The Pros of the Prenup
Scrolling through the news items of today, I could not get off my mind, “How did Jeff Bezos, of all people, not have a prenup?” As it turns out, he married his current spouse before he created Amazon, and now she stands to be the richest woman in the world. We live in a turbulent world, and this current event still brings up the subject of a pre-marital agreements for many people who are considering marriage – even if they don’t have billions of dollars.
Currently, divorce statistics are declining, and the married population is getting older and more educated. These changing demographic trends seem to indicate that matrimony is becoming more exclusive in terms of socio-economics, particularly amongst “Millennials”.
Furthermore, studies suggest that marriage is becoming more and more of an achievement of status, rather than something people wanted to do, like in the “old days.” Couples are waiting to marry until they are more economically stable, with some poorer Americans not marrying at all. In my day, we had kids first and then realized we couldn’t afford them…
There are probably many reasons for this trend. For the Millennials, perhaps they witnessed their parents’ divorce and remember how terrible it was for them. Coincidentally, now they want to be more financially secure before they marry, and in case they get divorced. Undoubtedly, financial disputes are the number one reason for divorces in America. Without a pre-marital agreement, these divorces can be messy, long, and very expensive.

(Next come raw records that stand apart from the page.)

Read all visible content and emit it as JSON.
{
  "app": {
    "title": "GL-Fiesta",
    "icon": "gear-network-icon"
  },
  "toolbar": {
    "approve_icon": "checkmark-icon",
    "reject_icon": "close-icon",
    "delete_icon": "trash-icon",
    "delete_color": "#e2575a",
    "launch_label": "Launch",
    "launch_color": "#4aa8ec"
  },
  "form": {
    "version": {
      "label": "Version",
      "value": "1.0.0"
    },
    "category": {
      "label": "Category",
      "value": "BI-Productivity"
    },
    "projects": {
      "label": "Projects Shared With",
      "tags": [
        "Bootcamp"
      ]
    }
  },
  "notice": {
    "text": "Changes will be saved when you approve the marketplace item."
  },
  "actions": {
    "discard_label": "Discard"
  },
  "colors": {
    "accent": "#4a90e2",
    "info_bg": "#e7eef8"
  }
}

I try to tell clients a pre-marital agreement is not a sign of distrust or a document only the elite can afford. On the contract, most pre-marital agreements are designed to identify financial concerns and establish expectations, rather than planning for divorce, which they do. A well-drafted pre-marital agreement can actually serve as divorce prevention.
Having a pre-marital agreement is like buying insurance - you hope you never need it but it is there in case you do. Having this agreement can also be helpful to a spouse with fewer assets because individuals will often quit a job or relocate prior to a marriage. A pre-marital agreement can ensure that the non-working spouse is made financially stable in the event of a divorce.
A very common question asked by a spouse is, “Why is he or she asking me to sign a prenup? Don’t they trust me?” Having a pre-marital agreement can be a win-win for both parties. In fact, one of the biggest misconceptions of a prenup is that one of the parties is actually untrustworthy. I explain to many couples that a prenup can be a road map for their financial future.
An engaged couple should plan for their financial future and be able to agree upon financial issues before hand. By planning and taking the stress out of their relationship beforehand, couples can focus on what is most important to them in their relationship. A pre-marital agreement can build trust throughout the relationship on both sides and can always be modified as a couple’s financial future changes.
One of the biggest mistakes couples make is to just write down the division of assets on a piece of paper. While certain exceptions may apply, there is no “DIY prenuptial” and oral agreements are unenforceable. Like many other states, Nevada follows the Uniform Prenuptial Agreement Act (“UPAA”), which sets forth the rules for pre-marital agreements. In sum, a pre-marital agreement must provide a full and fair disclosure of each party’s assets, it must be notarized, signed voluntarily, and each spouse must be represented by separate and independent counsel.
Under the UPAA, Nevada has outlined some specific terms that can be contained in a pre-marital agreement. Some examples include:
· the rights and obligations of each spouse to property either spouse owns, the right to buy, use, sell, transfer and control property;
· the ownership of property upon separation, divorce, death, or any other event;
· The elimination or modification of alimony or spousal and support;
· the making of a will or trust to carry out the goals of the prenuptial agreement;
· which state law governs the agreement; and,
· any other term that does not violate public policy or the law.
There are many legal issues which are not allowed in a pre-marital agreement in Nevada, such as:
· A Nevada prenuptial agreement cannot negatively affect a child’s right to child support;
· An agreement may be unenforceable if the agreement was unconscionable when the couple entered into the agreement;
· The spouse seeking the prenuptial agreement filed to disclose his or her property and financial obligations in a fair and reasonable manner;
· The agreement was not entered into voluntarily; and,
· The agreement eliminates or modifies spousal support or alimony to the extent that the spouse becomes eligible for public assistance.
A pre-marital agreement should also outline how the growth in value of non-marital assets will be treated. Recently, courts have taken a closer look at this valuation and have determined that the appreciation in those assets value is shared, rather than individual property.
Of course, signing a prenup does not mean you will not end up in court should you divorce, or that your interests would be protected as intended. However, having an attorney provide you with a pre-marital agreement will provide you with peace of mind that the agreement complies with the law, and allows you to focus on more important things, like how to pay for taking your kids to Disneyland.